Para avaliar a sustentabilidade dos projetos de mobilidade urbana, desenvolvemos indicadores de desempenho das principais obras da Copa na capital paranaense. Os indicadores ambientais propostos remetem à redução das emissões de poluentes. Desta forma, eles induzem à melhoria da qualidade de vida da população e à redução de despesas com congestionamentos e problemas de saúde da população.

Os indicadores sociais possuem o propósito de avaliar a melhoria das condições de deslocamento da população no espaço urbano, melhorar o acesso às oportunidades de trabalho e estudo e, por fim, conduzir a população aos direitos básicos de lazer, saúde, comunicação, conhecimento, entre outros. Por fim, os indicadores econômicos utilizados na avaliação medem a eficiência dos meios utilizados para a priorização das metas sociais e ambientais decorrentes da implantação dos projetos.

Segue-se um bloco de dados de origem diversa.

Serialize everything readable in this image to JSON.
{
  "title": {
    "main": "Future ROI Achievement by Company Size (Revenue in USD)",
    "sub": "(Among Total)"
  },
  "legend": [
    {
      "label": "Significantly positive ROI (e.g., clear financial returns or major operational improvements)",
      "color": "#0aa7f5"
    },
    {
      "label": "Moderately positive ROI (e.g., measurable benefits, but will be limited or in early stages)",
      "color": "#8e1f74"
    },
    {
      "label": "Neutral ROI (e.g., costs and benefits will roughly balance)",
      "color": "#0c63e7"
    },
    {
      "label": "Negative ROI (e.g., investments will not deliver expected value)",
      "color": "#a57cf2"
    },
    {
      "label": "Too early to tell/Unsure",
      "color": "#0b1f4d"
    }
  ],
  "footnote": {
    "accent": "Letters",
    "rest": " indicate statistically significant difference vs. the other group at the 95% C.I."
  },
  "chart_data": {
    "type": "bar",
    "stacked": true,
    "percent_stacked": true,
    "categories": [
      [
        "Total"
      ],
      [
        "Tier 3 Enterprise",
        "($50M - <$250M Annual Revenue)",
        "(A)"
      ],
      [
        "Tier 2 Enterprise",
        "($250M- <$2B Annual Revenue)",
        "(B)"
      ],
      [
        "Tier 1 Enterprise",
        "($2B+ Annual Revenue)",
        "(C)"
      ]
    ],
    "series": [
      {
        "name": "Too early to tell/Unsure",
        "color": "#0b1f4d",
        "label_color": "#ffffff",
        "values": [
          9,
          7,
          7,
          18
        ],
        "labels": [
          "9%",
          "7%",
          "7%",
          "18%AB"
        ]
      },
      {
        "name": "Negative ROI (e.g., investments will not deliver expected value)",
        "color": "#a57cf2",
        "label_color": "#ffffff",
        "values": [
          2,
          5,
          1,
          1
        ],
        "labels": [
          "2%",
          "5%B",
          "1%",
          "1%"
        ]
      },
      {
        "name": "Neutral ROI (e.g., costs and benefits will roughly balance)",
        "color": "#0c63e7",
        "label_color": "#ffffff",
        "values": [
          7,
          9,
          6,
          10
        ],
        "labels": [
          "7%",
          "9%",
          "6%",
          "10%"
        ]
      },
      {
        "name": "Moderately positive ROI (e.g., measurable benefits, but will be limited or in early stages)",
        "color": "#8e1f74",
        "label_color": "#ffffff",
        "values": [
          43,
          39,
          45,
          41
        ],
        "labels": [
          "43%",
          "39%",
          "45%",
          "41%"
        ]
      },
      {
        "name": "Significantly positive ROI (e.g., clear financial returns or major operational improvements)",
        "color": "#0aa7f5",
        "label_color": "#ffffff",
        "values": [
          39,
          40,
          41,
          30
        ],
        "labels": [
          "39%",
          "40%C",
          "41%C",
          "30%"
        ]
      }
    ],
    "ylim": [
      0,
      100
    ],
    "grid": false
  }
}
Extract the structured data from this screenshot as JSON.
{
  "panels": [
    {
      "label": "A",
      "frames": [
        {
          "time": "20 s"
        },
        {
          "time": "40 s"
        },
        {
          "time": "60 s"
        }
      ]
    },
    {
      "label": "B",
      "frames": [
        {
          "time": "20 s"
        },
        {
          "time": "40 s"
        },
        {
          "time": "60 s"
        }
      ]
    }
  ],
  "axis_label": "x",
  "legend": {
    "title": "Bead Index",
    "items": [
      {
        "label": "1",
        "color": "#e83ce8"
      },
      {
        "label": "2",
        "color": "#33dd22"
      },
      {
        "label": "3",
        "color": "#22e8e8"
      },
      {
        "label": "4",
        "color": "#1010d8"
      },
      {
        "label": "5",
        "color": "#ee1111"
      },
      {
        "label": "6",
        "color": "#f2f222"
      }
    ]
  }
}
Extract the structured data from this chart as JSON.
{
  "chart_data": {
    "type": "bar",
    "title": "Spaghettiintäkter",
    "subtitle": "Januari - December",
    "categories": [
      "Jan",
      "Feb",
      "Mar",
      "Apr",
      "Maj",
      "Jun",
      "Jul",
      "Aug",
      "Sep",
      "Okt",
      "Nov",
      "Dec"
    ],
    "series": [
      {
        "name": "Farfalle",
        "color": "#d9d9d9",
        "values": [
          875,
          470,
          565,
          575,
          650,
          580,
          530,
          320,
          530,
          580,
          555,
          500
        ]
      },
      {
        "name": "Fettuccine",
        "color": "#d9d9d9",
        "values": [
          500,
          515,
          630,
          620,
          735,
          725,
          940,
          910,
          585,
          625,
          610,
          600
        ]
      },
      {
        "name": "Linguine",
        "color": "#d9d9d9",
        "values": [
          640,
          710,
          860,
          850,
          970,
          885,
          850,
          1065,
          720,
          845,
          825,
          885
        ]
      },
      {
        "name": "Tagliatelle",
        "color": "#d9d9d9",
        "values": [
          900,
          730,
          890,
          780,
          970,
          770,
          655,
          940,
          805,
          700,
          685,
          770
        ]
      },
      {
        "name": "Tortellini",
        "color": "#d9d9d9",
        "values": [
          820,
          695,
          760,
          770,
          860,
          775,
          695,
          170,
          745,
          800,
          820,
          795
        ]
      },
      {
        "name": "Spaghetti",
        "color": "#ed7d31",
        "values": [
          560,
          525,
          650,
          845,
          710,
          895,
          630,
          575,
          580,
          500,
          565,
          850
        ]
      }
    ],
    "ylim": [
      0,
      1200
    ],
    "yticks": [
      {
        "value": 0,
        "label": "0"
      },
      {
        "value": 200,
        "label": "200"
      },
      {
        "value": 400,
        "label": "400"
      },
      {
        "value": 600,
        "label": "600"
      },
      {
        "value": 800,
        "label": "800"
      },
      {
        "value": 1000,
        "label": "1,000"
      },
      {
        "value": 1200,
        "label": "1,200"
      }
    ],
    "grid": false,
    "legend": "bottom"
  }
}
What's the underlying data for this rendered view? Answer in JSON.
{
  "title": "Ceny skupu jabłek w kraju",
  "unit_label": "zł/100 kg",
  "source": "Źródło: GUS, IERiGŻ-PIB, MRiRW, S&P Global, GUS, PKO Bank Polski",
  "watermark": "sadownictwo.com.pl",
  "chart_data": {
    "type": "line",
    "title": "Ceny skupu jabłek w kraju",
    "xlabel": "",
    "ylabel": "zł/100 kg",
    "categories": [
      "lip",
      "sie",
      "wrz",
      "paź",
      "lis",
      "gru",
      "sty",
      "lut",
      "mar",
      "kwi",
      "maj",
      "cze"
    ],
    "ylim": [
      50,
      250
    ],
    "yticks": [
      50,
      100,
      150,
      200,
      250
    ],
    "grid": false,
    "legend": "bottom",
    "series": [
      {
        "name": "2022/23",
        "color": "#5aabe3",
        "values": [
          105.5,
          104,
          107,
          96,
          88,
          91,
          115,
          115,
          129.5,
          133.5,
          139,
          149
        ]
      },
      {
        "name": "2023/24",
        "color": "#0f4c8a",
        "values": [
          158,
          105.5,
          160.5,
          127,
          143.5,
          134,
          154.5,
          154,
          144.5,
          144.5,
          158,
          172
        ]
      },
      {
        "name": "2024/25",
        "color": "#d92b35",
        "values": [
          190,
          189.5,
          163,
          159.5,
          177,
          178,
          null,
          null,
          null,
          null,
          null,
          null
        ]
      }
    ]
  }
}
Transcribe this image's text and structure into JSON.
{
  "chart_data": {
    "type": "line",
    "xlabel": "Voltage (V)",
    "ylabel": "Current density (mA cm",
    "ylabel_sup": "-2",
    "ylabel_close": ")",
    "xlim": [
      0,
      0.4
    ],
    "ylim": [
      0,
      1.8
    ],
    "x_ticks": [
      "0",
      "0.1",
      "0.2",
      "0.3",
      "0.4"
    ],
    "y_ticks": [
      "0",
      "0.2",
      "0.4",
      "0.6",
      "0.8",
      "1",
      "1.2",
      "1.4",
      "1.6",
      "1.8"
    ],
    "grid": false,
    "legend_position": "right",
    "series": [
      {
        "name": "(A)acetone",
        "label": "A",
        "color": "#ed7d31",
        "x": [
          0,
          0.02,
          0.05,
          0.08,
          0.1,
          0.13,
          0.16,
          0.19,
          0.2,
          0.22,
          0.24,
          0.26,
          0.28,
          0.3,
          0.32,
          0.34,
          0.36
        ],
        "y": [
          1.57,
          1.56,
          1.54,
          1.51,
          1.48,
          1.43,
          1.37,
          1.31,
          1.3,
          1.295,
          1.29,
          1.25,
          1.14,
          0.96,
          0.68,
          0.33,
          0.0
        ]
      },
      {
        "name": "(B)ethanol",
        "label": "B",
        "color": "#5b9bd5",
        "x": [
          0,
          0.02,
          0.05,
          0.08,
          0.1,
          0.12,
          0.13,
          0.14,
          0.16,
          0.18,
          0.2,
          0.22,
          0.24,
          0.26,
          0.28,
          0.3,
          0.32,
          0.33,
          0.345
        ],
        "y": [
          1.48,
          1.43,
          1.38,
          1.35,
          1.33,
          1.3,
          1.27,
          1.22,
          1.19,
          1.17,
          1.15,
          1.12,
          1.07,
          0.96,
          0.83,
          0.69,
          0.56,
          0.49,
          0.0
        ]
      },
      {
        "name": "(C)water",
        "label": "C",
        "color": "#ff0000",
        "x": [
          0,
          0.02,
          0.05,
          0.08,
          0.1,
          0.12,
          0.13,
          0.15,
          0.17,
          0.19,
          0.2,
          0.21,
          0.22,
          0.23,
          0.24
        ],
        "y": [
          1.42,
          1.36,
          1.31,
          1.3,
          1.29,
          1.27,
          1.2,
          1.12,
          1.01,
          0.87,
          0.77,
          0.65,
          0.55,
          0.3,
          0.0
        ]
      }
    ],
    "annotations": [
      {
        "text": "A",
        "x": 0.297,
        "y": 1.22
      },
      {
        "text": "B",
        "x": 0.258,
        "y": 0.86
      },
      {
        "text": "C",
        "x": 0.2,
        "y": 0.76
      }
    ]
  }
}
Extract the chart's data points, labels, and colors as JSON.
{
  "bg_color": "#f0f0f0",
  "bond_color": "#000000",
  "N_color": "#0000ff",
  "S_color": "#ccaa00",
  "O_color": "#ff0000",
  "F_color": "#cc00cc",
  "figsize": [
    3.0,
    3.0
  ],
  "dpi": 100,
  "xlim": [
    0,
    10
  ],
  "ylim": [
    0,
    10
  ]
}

O que se conclui, portanto, é ser imprescindível que uma equipe muldisciplinar coordenada por um arquiteto seja responsável pela condução do EIV, e esteja munida de uma visão holística. Ela também necessita possuir critérios, a exemplo de um sistema de indicadores, que avaliem de forma objetiva os reflexos do empreendimento estudado em relação às questões ambientais, sociais, econômicas e, até mesmo, políticas. Com isso, espera-se que os resultados de sua implantação proporcionem maiores benefícios à população desta e das futuras gerações, que aqueles propostos para a Copa de 2014 na RMC.